I turned this for a contest on a different forum. It has a cherry base, holly legs, box elder body with cherry rim, and 2 cherry finials. It has a spray lacquer finish. Comments are welcome...   Russell


----------



## NHProFF (Sep 1, 2011)

Amazing... This piece looks like it should be on a multi million dollar yaht somewhere.


----------



## Glenn McCullough (Sep 1, 2011)

Absolutely spectacular!!! May I ask what other forum?


----------



## PenMan1 (Sep 1, 2011)

BRAVO, Buon amico! Magnifico. Sembra meglio di fine art italiana!

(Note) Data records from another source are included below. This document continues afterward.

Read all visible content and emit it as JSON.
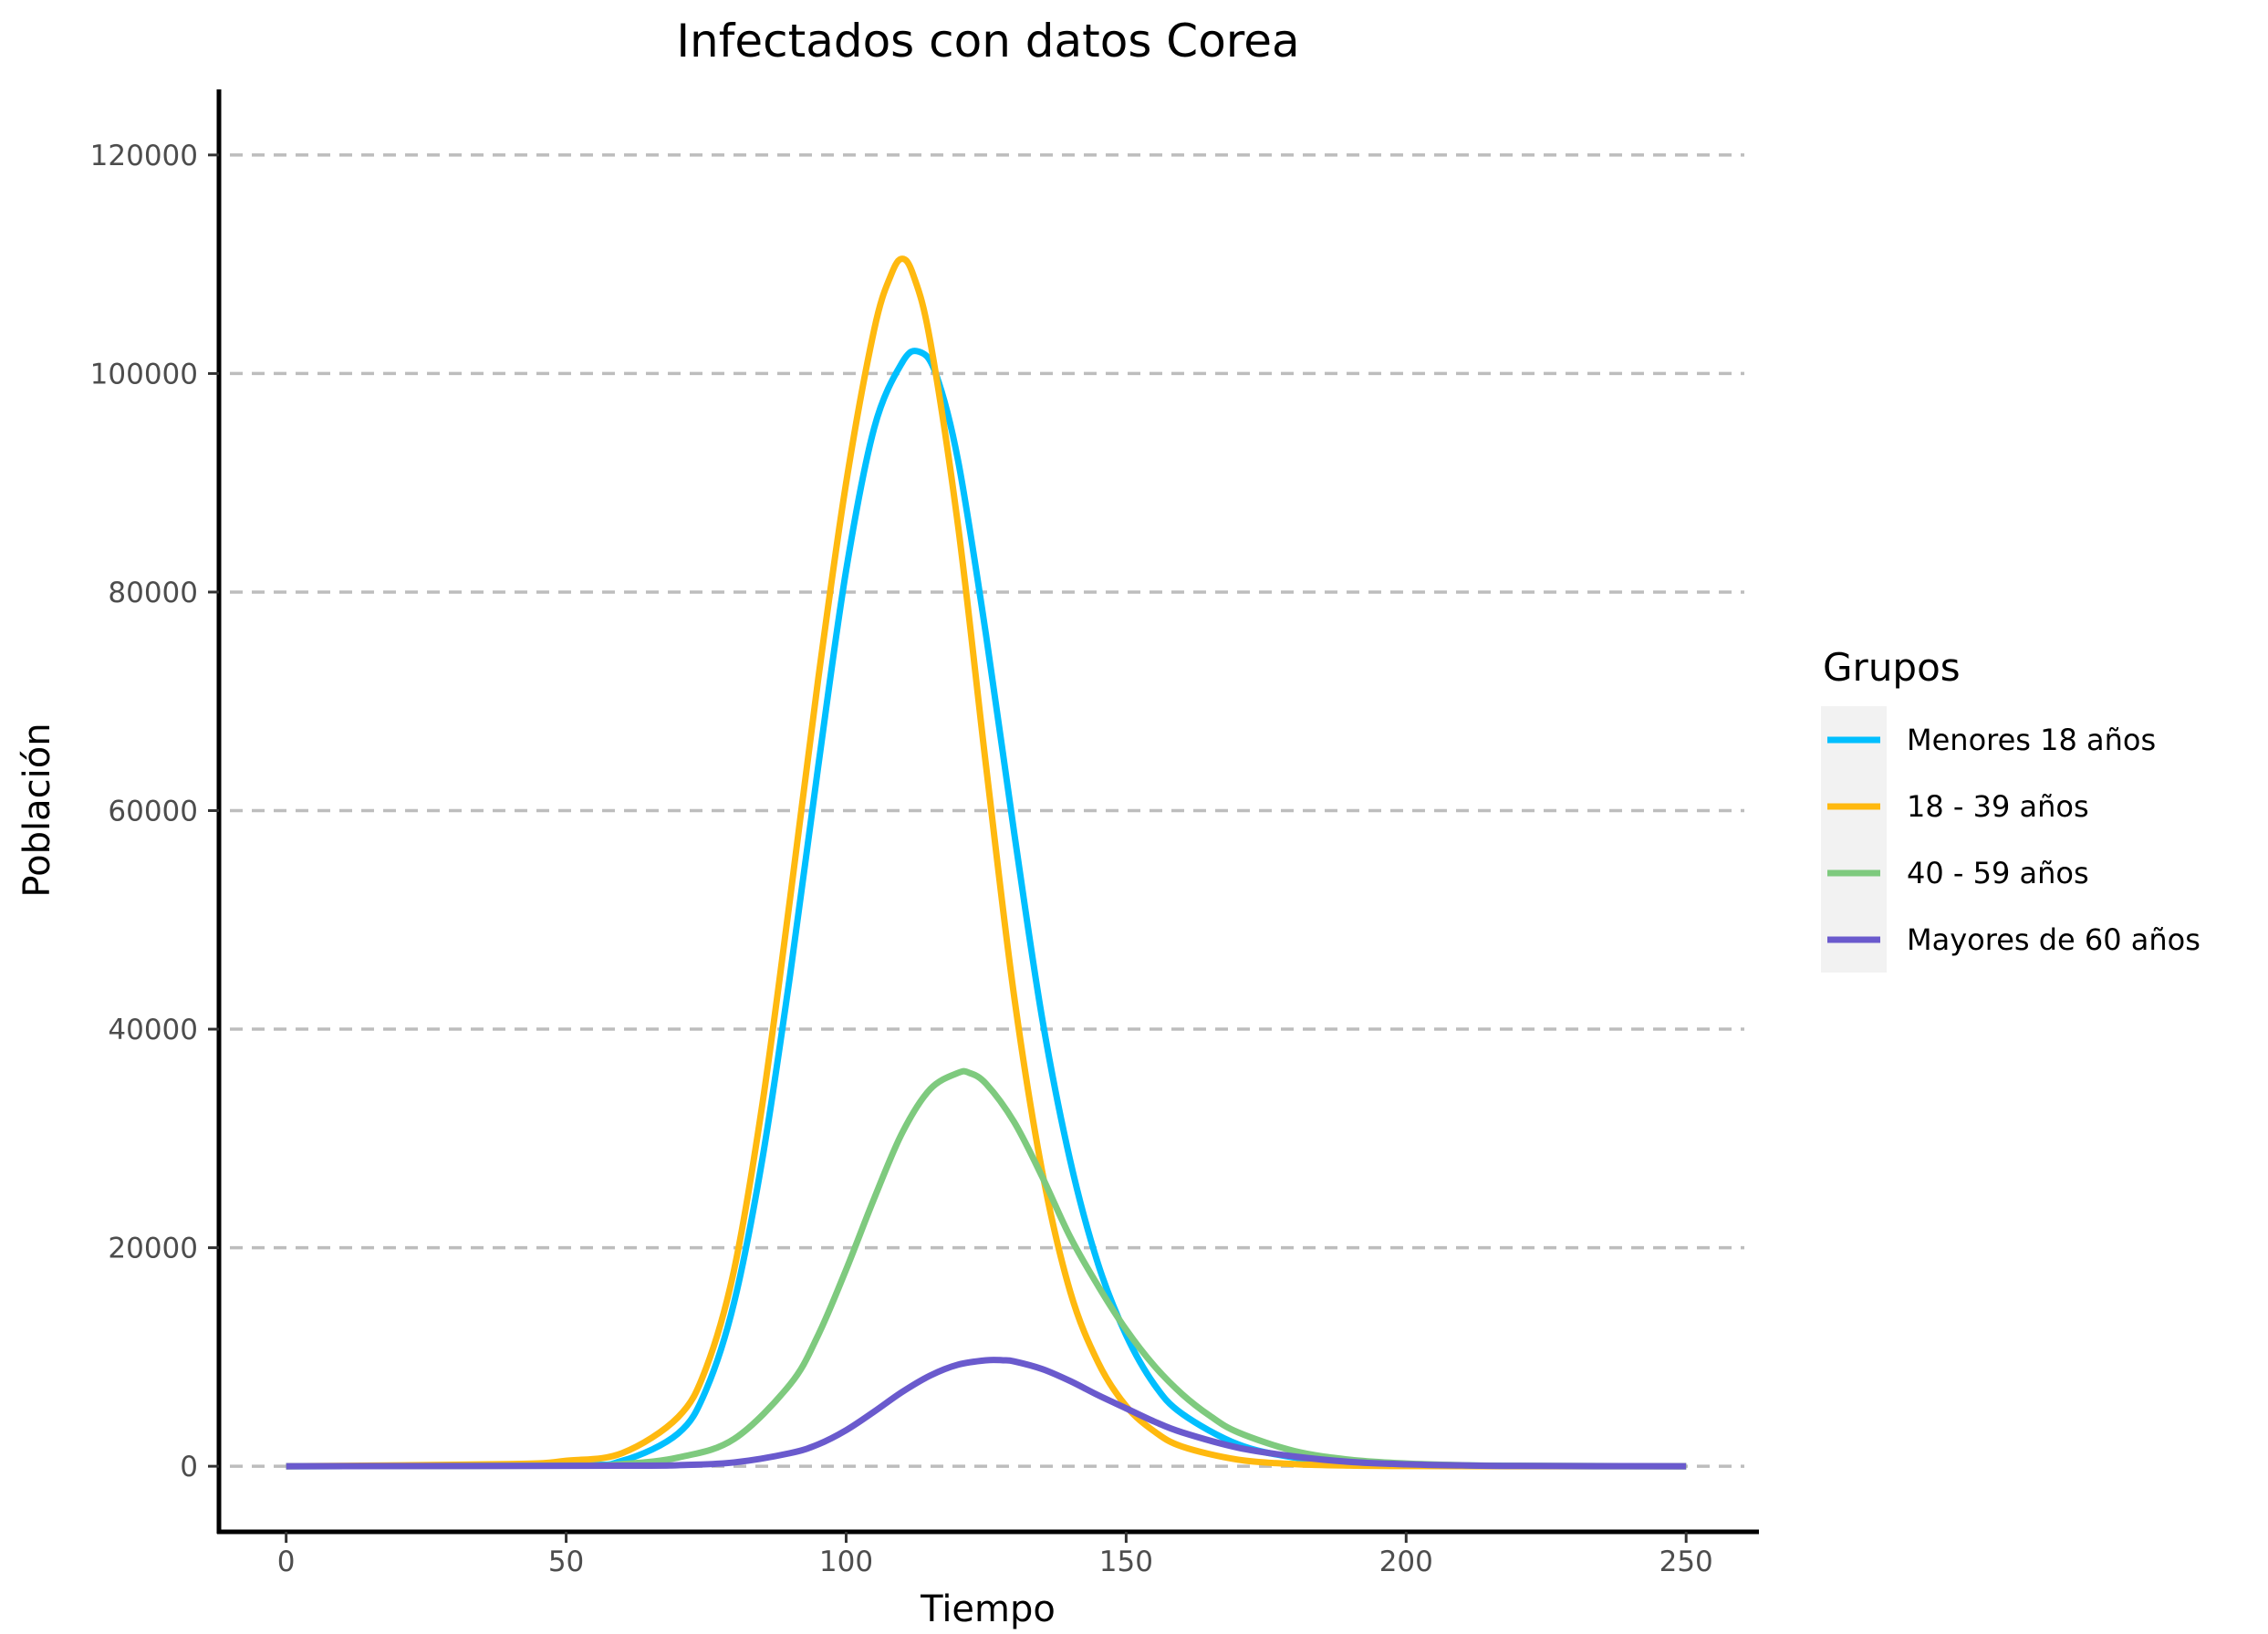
{
  "chart_data": {
    "type": "line",
    "title": "Infectados con datos Corea",
    "xlabel": "Tiempo",
    "ylabel": "Población",
    "xlim": [
      -12,
      263
    ],
    "ylim": [
      -6000,
      126000
    ],
    "x_ticks": [
      0,
      50,
      100,
      150,
      200,
      250
    ],
    "y_ticks": [
      0,
      20000,
      40000,
      60000,
      80000,
      100000,
      120000
    ],
    "grid": "horizontal-dashed",
    "legend": {
      "title": "Grupos",
      "position": "right"
    },
    "series": [
      {
        "name": "Menores 18 años",
        "color": "#00BFFF",
        "x": [
          0,
          50,
          60,
          70,
          75,
          80,
          85,
          90,
          95,
          100,
          105,
          110,
          113,
          116,
          120,
          125,
          130,
          135,
          140,
          145,
          150,
          155,
          160,
          170,
          180,
          190,
          200,
          220,
          250
        ],
        "y": [
          0,
          100,
          500,
          3000,
          7000,
          15000,
          28000,
          45000,
          64000,
          82000,
          95000,
          101000,
          102000,
          100000,
          92000,
          76000,
          58000,
          41000,
          28000,
          18500,
          12000,
          7500,
          4800,
          2000,
          800,
          300,
          120,
          20,
          0
        ]
      },
      {
        "name": "18 - 39 años",
        "color": "#FFB90F",
        "x": [
          0,
          40,
          50,
          60,
          70,
          75,
          80,
          85,
          90,
          95,
          100,
          105,
          108,
          110,
          112,
          115,
          120,
          125,
          130,
          135,
          140,
          145,
          150,
          155,
          160,
          170,
          180,
          190,
          200,
          220,
          250
        ],
        "y": [
          0,
          200,
          500,
          1200,
          4500,
          9000,
          18000,
          33000,
          52000,
          72000,
          90000,
          104000,
          109000,
          110500,
          109000,
          103000,
          86000,
          64000,
          43000,
          27000,
          16000,
          9500,
          5500,
          3200,
          1800,
          600,
          200,
          60,
          20,
          0,
          0
        ]
      },
      {
        "name": "40 - 59 años",
        "color": "#7ECA7E",
        "x": [
          0,
          50,
          60,
          70,
          80,
          90,
          95,
          100,
          105,
          110,
          115,
          120,
          122,
          125,
          130,
          135,
          140,
          145,
          150,
          155,
          160,
          165,
          170,
          180,
          190,
          200,
          210,
          220,
          250
        ],
        "y": [
          0,
          50,
          200,
          800,
          2500,
          7500,
          12000,
          18000,
          24500,
          30500,
          34500,
          36000,
          36000,
          35000,
          31500,
          26500,
          21000,
          16500,
          12500,
          9200,
          6600,
          4600,
          3100,
          1400,
          600,
          250,
          100,
          40,
          0
        ]
      },
      {
        "name": "Mayores de 60 años",
        "color": "#6A5ACD",
        "x": [
          0,
          60,
          70,
          80,
          90,
          95,
          100,
          105,
          110,
          115,
          120,
          125,
          128,
          130,
          135,
          140,
          145,
          150,
          155,
          160,
          170,
          180,
          190,
          200,
          210,
          220,
          250
        ],
        "y": [
          0,
          50,
          100,
          350,
          1200,
          2000,
          3300,
          5000,
          6800,
          8300,
          9300,
          9700,
          9700,
          9600,
          8900,
          7800,
          6500,
          5300,
          4100,
          3100,
          1700,
          900,
          400,
          180,
          80,
          30,
          0
        ]
      }
    ]
  }
}
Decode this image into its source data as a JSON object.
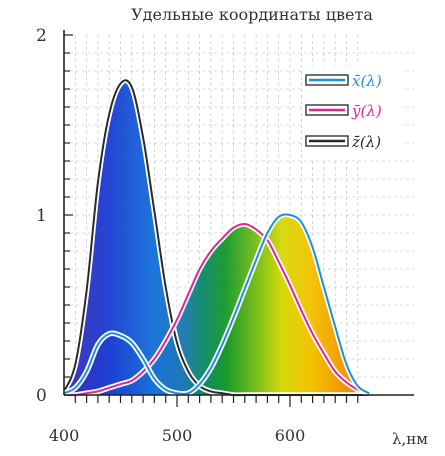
{
  "chart_data": {
    "type": "line",
    "title": "Удельные координаты цвета",
    "xlabel": "λ,нм",
    "ylabel": "",
    "xlim": [
      400,
      640
    ],
    "ylim": [
      0,
      2
    ],
    "x_ticks": [
      400,
      500,
      600
    ],
    "y_ticks": [
      0,
      1,
      2
    ],
    "x_tick_labels": [
      "400",
      "500",
      "600"
    ],
    "y_tick_labels": [
      "0",
      "1",
      "2"
    ],
    "grid": true,
    "legend_position": "top-right",
    "x": [
      400,
      410,
      420,
      430,
      440,
      450,
      460,
      470,
      480,
      490,
      500,
      510,
      520,
      530,
      540,
      550,
      560,
      570,
      580,
      590,
      600,
      610,
      620,
      630,
      640
    ],
    "series": [
      {
        "name": "x̄(λ)",
        "color": "#1b8fe0",
        "values": [
          0.01,
          0.04,
          0.13,
          0.28,
          0.34,
          0.33,
          0.29,
          0.2,
          0.09,
          0.03,
          0.01,
          0.01,
          0.06,
          0.15,
          0.28,
          0.43,
          0.59,
          0.75,
          0.9,
          0.99,
          1.0,
          0.96,
          0.82,
          0.6,
          0.38
        ]
      },
      {
        "name": "ȳ(λ)",
        "color": "#e3258f",
        "values": [
          0.0,
          0.0,
          0.01,
          0.02,
          0.04,
          0.06,
          0.08,
          0.13,
          0.2,
          0.3,
          0.42,
          0.56,
          0.7,
          0.8,
          0.87,
          0.93,
          0.95,
          0.92,
          0.86,
          0.74,
          0.61,
          0.47,
          0.34,
          0.23,
          0.13
        ]
      },
      {
        "name": "z̄(λ)",
        "color": "#2b2b2b",
        "values": [
          0.02,
          0.17,
          0.58,
          1.18,
          1.56,
          1.73,
          1.71,
          1.43,
          1.02,
          0.6,
          0.29,
          0.13,
          0.05,
          0.02,
          0.01,
          0.0,
          0.0,
          0.0,
          0.0,
          0.0,
          0.0,
          0.0,
          0.0,
          0.0,
          0.0
        ]
      }
    ],
    "tail": {
      "x": [
        650,
        660,
        670
      ],
      "x_values": [
        0.17,
        0.05,
        0.01
      ],
      "y_values": [
        0.07,
        0.03,
        0.01
      ]
    }
  }
}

In case you can't understand my accent, since your family moved to the big city:

Well done, it is fine art!!!!

I can't wait to see this, CLOSE UP!


----------



## Jim15 (Sep 2, 2011)

Awesome work. Hope you win.


----------



## Russell Eaton (Sep 2, 2011)

Glenn it is at the Woodturners America forum. This piece tried to get the best of me. I turned 8 finials for the top, only to glue one on have a "incident" and it break. Then back to the drawing board. Thanks for the comments.  Russell


----------



## Steve Busey (Sep 2, 2011)

You continue to amaze, Russell - well done!


----------



## OLDMAN5050 (Sep 2, 2011)

WOW............................


----------



## Turned Around (Sep 2, 2011)

amazing piece. great work


----------



## glycerine (Sep 2, 2011)

wow, very nice work Russell!


----------



## workinforwood (Sep 2, 2011)

Looks super, I wish you the best of luck!


----------



## RWL5420 (Sep 5, 2011)

WOW... that is beautiful


----------



## Jeff G (Sep 5, 2011)

gorgeous work! may i ask what spray laquer you use? and how it is applied, do you buff after?
Thanks
JeffG


----------



## bitshird (Sep 5, 2011)

Beautiful Piece Russell, are you going to bring that to the Turning Southern Style week after next?? It sure would look nice in the Instant Gallery!!!


----------



## Russell Eaton (Sep 5, 2011)

Ken if I bring that out of the house I may be looking for a new place to live. I gave it to my wife....nuf said. 
 Jeff the lacquer is spray Deft gloss. I got it from LOWES. I can't find it at H.D. and the price is about 6$ a can. I put on 3 coats, let sit for a day then sanded with 600 grit. Then applied 1 more coat. I did not buff, it was too fragile and I was tired of making replacement pieces...LOL


----------



## kenspens (Sep 5, 2011)

*saaaaaaaaahhweeeeeeet!!!! nice job*

fantastic job  great lines and nice choice of woods with a great finish!!
ken:biggrin:

kenspens


----------



## ahoiberg (Sep 5, 2011)

that is a real beauty, thanks for sharing.


----------



## Rangertrek (Sep 6, 2011)

I was just at the SWAT meeting in Waco and your piece was by far better than anything I saw on display.   Excellent!!


----------



## reddwil (Sep 7, 2011)

All I can say is WOW, Hope you Win or Won!!


----------



## Mrs Rojo22 (Sep 28, 2011)

Beautiful!

Robin


----------